In a conversation I had with Lord Minto, soon after his arrival as Viceroy, he discussed the so-called "unrest in India," and recognised it as the inevitable result of English Education, of English Ideals of Democracy, of the Japanese victory over Russia, and of the changing conditions in the outer world. I was therefore not surprised to read his remark that he recognised, "frankly and publicly, that new aspirations were stirring in the hearts of the people, that they were part of a larger movement common to the whole East, and that it was necessary to satisfy them to a reasonable extent by giving them a larger share in the administration."
But the present movement in India will be very poorly understood if it be regarded only in connexion with the movement in the East. The awakening of Asia is part of a world-movement, which has been quickened into marvellous rapidity by the world-war. The world-movement is towards Democracy, and for the West dates from the breaking away of the American Colonies from Great Britain, consummated in 1776, and its sequel in the French Revolution of 1789. Needless to say that its root was in the growth of modern science, undermining the fabric of intellectual servitude, in the work of the Encyclopaedists, and in that of Jean-Jacques Rousseau and of Thomas Paine. In the East, the swift changes in Japan, the success of the Japanese Empire against Russia, the downfall of the Manchu dynasty in China and the establishment of a Chinese Republic, the efforts at improvement in Persia, hindered by the interference of Russia and Great Britain with their growing ambitions, and the creation of British and Russian "spheres of influence," depriving her of her just liberty, and now the Russian Revolution and the probable rise of a Russian Republic in Europe and Asia, have all entirely changed the conditions before existing in India. Across Asia, beyond the Himalayas, stretch free and self-ruling Nations. India no longer sees as her Asian neighbours the huge domains of a Tsar and a Chinese despot, and compares her condition under British rule with those of their subject populations. British rule profited by the comparison, at least until 1905, when the great period of repression set in. But in future, unless India wins Self-Government, she will look enviously at her Self-Governing neighbours, and the contrast will intensify her unrest.
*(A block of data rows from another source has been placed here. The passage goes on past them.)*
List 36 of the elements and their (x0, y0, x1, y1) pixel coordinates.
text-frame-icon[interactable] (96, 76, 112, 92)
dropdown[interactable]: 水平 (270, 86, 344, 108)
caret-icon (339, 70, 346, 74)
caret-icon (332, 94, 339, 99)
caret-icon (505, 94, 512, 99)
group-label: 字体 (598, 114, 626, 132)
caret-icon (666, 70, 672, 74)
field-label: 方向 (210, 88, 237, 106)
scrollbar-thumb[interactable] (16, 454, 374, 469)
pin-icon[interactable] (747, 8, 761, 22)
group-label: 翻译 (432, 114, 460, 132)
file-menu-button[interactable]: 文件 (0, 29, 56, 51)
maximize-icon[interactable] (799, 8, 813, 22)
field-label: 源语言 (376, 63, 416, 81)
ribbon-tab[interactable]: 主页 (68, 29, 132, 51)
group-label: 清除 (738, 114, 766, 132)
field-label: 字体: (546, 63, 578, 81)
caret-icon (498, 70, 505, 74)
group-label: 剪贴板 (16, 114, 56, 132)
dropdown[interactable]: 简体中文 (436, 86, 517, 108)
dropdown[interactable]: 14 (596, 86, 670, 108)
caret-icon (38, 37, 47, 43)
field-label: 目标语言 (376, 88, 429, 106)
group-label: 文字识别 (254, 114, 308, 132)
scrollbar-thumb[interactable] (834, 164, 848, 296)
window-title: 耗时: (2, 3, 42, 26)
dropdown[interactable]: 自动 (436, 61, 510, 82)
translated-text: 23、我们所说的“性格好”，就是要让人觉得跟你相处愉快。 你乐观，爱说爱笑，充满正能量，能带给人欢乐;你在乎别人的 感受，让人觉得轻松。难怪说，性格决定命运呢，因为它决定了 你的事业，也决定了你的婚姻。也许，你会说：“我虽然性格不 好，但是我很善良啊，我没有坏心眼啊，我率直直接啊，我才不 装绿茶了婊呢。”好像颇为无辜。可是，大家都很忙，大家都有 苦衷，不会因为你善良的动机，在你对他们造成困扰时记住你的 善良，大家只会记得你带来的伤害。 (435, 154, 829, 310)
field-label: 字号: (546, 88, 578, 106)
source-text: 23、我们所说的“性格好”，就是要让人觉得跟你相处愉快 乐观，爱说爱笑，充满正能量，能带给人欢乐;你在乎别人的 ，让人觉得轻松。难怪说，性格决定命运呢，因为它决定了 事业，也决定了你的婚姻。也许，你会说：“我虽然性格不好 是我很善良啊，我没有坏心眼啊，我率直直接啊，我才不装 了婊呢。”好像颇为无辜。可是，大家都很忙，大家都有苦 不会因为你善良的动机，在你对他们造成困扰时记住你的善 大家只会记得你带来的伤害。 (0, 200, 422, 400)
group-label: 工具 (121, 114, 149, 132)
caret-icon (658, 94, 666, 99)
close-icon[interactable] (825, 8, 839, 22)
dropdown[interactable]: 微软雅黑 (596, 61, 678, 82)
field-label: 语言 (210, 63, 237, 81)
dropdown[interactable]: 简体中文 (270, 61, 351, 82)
But even if she gains Home Rule, as I believe she will, her position in the Empire will imperatively demand that she shall be strong as well as free. She becomes not only a vulnerable point in the Empire, as the Asian Nations evolve their own ambitions and rivalries, but also a possession to be battled for. Mr. Laing once said: "India is the milch-cow of England," a Kamadhenu, in fact, a cow of plenty; and if that view should arise in Asia, the ownership of the milch-cow would become a matter of dispute, as of old between Vashishtha and Vishvamitra. Hence India must be capable of self-defence both by land and sea. There may be a struggle for the primacy of Asia, for supremacy in the Pacific, for the mastery of Australasia, to say nothing of the inevitable trade-struggles, in which Japan is already endangering Indian industry and Indian trade, while India is unable to protect herself.
In order to face these larger issues with equanimity, the Empire requires a contented, strong, self-dependent and armed India, able to hold her own and to aid the Dominions, especially Australia, with her small population and immense unoccupied and undefended area. India alone has the man-power which can effectively maintain the Empire in Asia, and it is a short-sighted, a criminally short-sighted, policy not to build up her strength as a Self-Governing State within the Commonwealth of Free Nations under the British Crown. The Englishmen in India talk loudly of their interests; what can this mere handful do to protect their interests against attack in the coming years? Only in a free and powerful India will they be safe. Those who read Japanese papers know how strongly, even during the War, they parade unchecked their pro-German sympathies, and how likely after the War is an alliance between these two ambitious and warlike Nations. Japan will come out of the War with her army and navy unweakened, and her trade immensely strengthened. Every consideration of sane statesmanship should lead Great Britain to trust India more than Japan, so that the British Empire in Asia may rest on the sure foundation of Indian loyalty, the loyalty of a free and contented people, rather than be dependent on the continued friendship of a possible future rival. For international friendships are governed by National interests, and are built on quicksands, not on rock.
Englishmen in India must give up the idea that English dominance is necessary for the protection of their interests, amounting, in 1915, to £365,399,000 sterling. They do not claim to dominate the United States of America, because they have invested there £688,078,000. They do not claim to dominate the Argentine Republic, because they have invested there £269,808,000. Why then should they claim to dominate India on the ground of their investment? Britons must give up the idea that India is a possession to be exploited for their own benefit, and must see her as a friend, an equal, a Self-Governing Dominion within the Empire, a Nation like themselves, a willing partner in the Empire, and not a dependent. The democratic movement in Japan, China and Russia in Asia has sympathetically affected India, and it is idle to pretend that it will cease to affect her.